HONG KONG, SINKAP.info – The Chinese University of Hong Kong (CUHK) mencatatkan pencapaian bersejarah dengan menembus 20 besar universitas terbaik dunia dalam QS World University Rankings 2027 yang dirilis oleh Quacquarelli Symonds (QS). Universitas tersebut naik 14 peringkat ke posisi 18 dunia, sekaligus menjadi kali pertama masuk dalam jajaran 20 besar universitas terbaik secara global.
Peningkatan peringkat ini didorong oleh penguatan sejumlah indikator utama, di antaranya reputasi di kalangan pemberi kerja, jaringan riset internasional, serta rasio mahasiswa internasional. CUHK juga mempertahankan nilai sempurna pada indikator rasio dosen internasional.
Selain mencatat prestasi dalam pemeringkatan QS, CUHK kembali memperoleh pengakuan dalam Best Global Universities Rankings 2026–2027 yang diterbitkan oleh U.S. News & World Report. Universitas tersebut berada di peringkat ke-28 dunia dan peringkat kelima di Asia, sekaligus mempertahankan status sebagai universitas terbaik di Hong Kong selama empat tahun berturut-turut.

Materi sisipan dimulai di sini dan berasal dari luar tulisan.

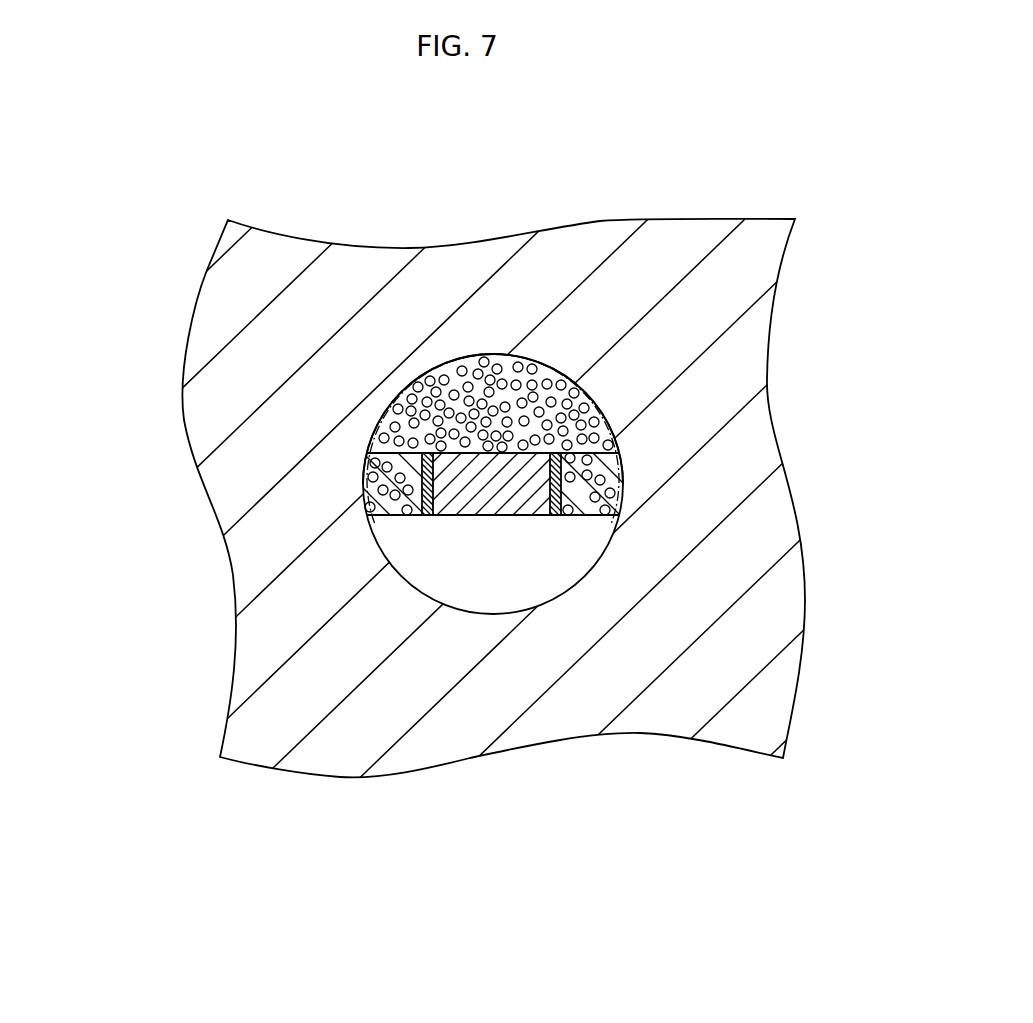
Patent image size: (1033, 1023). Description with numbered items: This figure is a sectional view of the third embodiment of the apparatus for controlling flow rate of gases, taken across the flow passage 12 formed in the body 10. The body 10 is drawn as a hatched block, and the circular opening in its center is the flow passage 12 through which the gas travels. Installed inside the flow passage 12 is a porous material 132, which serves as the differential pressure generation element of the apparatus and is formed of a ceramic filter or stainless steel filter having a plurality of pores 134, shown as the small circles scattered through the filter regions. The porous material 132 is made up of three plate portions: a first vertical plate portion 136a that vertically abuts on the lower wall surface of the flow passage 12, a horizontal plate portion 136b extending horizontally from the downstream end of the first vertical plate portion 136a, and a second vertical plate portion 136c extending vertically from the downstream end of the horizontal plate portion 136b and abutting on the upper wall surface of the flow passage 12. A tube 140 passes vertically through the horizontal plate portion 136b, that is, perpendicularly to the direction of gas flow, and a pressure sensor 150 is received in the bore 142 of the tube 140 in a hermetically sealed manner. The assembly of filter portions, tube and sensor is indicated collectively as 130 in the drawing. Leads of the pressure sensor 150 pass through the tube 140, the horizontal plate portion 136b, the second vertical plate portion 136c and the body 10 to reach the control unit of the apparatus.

The body 10 is at (230, 304).
The flow passage 12 is at (603, 427).
The electronic component 130 is at (400, 530).
The porous material 132 is at (490, 350).
The pores 134 is at (462, 371).
The first vertical plate portion 136a is at (512, 610).
The horizontal plate portion 136b is at (363, 470).
The second vertical plate portion 136c is at (528, 375).
The tube 140 is at (412, 515).
The bore 142 is at (525, 515).
The pressure sensor 150 is at (477, 470).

Secara akademik, CUHK memiliki 15 bidang studi yang masuk dalam 50 besar dunia. Lima di antaranya bahkan berhasil menembus 10 besar dunia, yaitu Pendidikan dan Penelitian Pendidikan di peringkat pertama, Gastroenterologi dan Hepatologi di posisi kedua, Ilmu Komputer di peringkat ketujuh, serta Seni dan Humaniora serta Kecerdasan Artifisial (Artificial Intelligence/AI) yang sama-sama menempati peringkat kesembilan dunia.

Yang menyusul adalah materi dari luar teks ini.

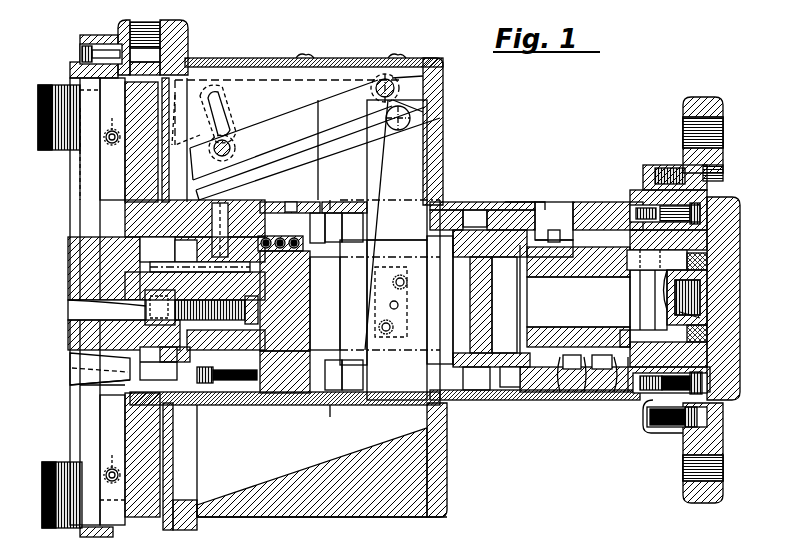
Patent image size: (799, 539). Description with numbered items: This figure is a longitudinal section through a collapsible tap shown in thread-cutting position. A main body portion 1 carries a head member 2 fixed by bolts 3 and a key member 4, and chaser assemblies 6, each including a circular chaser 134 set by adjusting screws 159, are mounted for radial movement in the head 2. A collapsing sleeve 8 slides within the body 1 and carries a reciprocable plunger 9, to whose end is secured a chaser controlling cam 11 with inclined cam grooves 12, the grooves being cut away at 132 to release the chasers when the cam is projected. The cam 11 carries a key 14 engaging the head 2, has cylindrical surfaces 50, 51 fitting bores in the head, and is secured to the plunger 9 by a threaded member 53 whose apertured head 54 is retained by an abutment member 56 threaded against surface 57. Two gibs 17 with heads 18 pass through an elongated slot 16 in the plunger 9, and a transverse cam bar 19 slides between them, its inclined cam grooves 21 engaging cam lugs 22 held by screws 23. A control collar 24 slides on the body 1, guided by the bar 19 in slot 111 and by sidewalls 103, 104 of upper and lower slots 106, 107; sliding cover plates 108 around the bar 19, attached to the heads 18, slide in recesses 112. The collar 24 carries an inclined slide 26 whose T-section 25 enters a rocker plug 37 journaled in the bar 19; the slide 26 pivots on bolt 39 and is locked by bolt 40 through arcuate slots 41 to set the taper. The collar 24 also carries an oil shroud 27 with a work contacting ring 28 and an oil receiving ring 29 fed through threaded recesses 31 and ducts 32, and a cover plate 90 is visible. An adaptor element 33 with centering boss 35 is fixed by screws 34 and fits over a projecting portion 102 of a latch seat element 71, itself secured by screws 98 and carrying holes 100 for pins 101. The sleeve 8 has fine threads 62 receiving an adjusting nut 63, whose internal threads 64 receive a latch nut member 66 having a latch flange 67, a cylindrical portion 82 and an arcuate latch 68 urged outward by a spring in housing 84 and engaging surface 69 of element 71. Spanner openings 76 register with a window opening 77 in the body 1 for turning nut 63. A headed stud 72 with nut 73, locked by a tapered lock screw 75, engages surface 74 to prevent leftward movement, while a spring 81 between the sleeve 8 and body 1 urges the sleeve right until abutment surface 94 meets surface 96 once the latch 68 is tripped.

The main body portion 1 is at (588, 204).
The head member 2 is at (124, 176).
The bolts 3 is at (206, 384).
The key member 4 is at (222, 203).
The chaser assemblies 6 is at (82, 178).
The collapsing sleeve 8 is at (318, 213).
The reciprocable plunger 9 is at (310, 272).
The chaser controlling cam 11 is at (383, 74).
The inclined cam grooves 12 is at (72, 368).
The key 14 is at (162, 262).
The elongated slot 16 is at (294, 322).
The semi-cylindrical gibs 17 is at (342, 287).
The heads 18 is at (344, 301).
The transverse cam bar 19 is at (372, 182).
The inclined cam grooves 21 is at (412, 230).
The cam lugs 22 is at (398, 308).
The screws 23 is at (376, 340).
The control collar 24 is at (268, 56).
The T-section 25 is at (296, 142).
The inclined cam member or slide 26 is at (291, 130).
The oil shroud 27 is at (188, 44).
The work contacting ring 28 is at (80, 58).
The oil receiving ring 29 is at (170, 22).
The threaded recesses 31 is at (118, 30).
The ducts 32 is at (134, 512).
The adaptor element 33 is at (716, 97).
The screws 34 is at (716, 176).
The locating and centering boss 35 is at (734, 197).
The rocker plug 37 is at (412, 122).
The bolt 39 is at (441, 70).
The bolt 40 is at (230, 138).
The arcuate slots 41 is at (222, 102).
The cylindrical surface 50 is at (70, 237).
The cylindrical surface 51 is at (158, 362).
The threaded member 53 is at (100, 320).
The apertured head 54 is at (100, 302).
The abutment member 56 is at (182, 362).
The surface 57 is at (150, 268).
The fine threads 62 is at (512, 390).
The adjusting nut 63 is at (558, 400).
The internal threads 64 is at (570, 392).
The threaded latch nut member 66 is at (590, 400).
The latch flange 67 is at (604, 392).
The arcuate latch 68 is at (618, 400).
The surface 69 is at (632, 398).
The latch seat element 71 is at (708, 350).
The headed stud 72 is at (652, 304).
The nut 73 is at (700, 298).
The surface 74 is at (700, 314).
The tapered lock screw 75 is at (700, 286).
The spanner openings 76 is at (552, 231).
The window opening 77 is at (574, 204).
The spring 81 is at (264, 236).
The cylindrical portion 82 is at (645, 190).
The housing 84 is at (614, 204).
The cover plate 90 is at (447, 470).
The abutment surface 94 is at (640, 288).
The surface 96 is at (654, 296).
The screws 98 is at (712, 372).
The holes 100 is at (716, 252).
The pins 101 is at (708, 262).
The projecting portion 102 is at (720, 412).
The sidewall 103 is at (334, 150).
The sidewall 104 is at (322, 461).
The upper slot 106 is at (332, 68).
The lower slot 107 is at (228, 496).
The sliding cover plates 108 is at (322, 405).
The slot 111 is at (476, 210).
The recesses 112 is at (524, 202).
The cut-away 132 is at (136, 232).
The chaser 134 is at (44, 86).
The adjusting screws 159 is at (112, 127).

Keunggulan tersebut didukung ekosistem riset yang kuat dengan sekitar 300 institut dan pusat penelitian, termasuk empat laboratorium utama tingkat nasional yang disetujui Kementerian Sains dan Teknologi Tiongkok.
Salah satu mahasiswa doktoral Ilmu Biomedis asal Kazakhstan, Zhamilya Zhirenova, mengaku memperoleh pengalaman penelitian yang berbeda selama menempuh studi di CUHK melalui keterlibatannya di Centre for Neuromusculoskeletal Restorative Medicine (CNRM), pusat penelitian InnoHK hasil kolaborasi CUHK dengan Karolinska Institutet dari Swedia.
Menurutnya, lingkungan penelitian di Hong Kong Science Park memberikan pengalaman yang lebih dekat dengan dunia industri dibandingkan penelitian akademik konvensional.
“Rasanya lebih seperti bekerja di sebuah perusahaan industri, dan pengalaman itu sangat berharga,” ujar Zhamilya.
Pendekatan serupa juga dirasakan Yasine Malki, mahasiswa doktoral Patologi Kimia asal Hong Kong yang melakukan penelitian di Centre for Novostics, salah satu pusat penelitian InnoHK yang berfokus pada pengembangan diagnostik molekuler.
Ia menyebut bimbingan langsung dari Rektor sekaligus Presiden CUHK, Profesor Dennis Lo, memberikan pengalaman akademik yang sangat berharga. Sebagai pelopor di bidang diagnostik molekuler, Dennis Lo mendorong kolaborasi lintas disiplin yang melibatkan ahli teknologi molekuler, bioinformatika, hingga ilmuwan klinis dalam pengembangan inovasi di bidang kesehatan.
Seiring meningkatnya reputasi akademik di tingkat internasional, CUHK juga terus memperkuat dukungan pendanaan bagi mahasiswa dan peneliti berbakat dari berbagai negara.
Melalui Hong Kong PhD Fellowship Scheme (HKPFS) untuk tahun akademik 2027–2028, CUHK menawarkan pendanaan lebih dari HK$1,81 juta atau sekitar US$232.420 bagi kandidat doktor terbaik. Pendaftaran program tersebut dijadwalkan mulai dibuka pada 1 September 2026.
Didirikan pada 1963, CUHK merupakan salah satu universitas riset terkemuka di Asia yang menggabungkan tradisi akademik Timur dan Barat. Universitas ini memiliki delapan fakultas dan menawarkan lebih dari 300 program sarjana maupun pascasarjana yang didukung berbagai pusat riset multidisiplin berstandar internasional.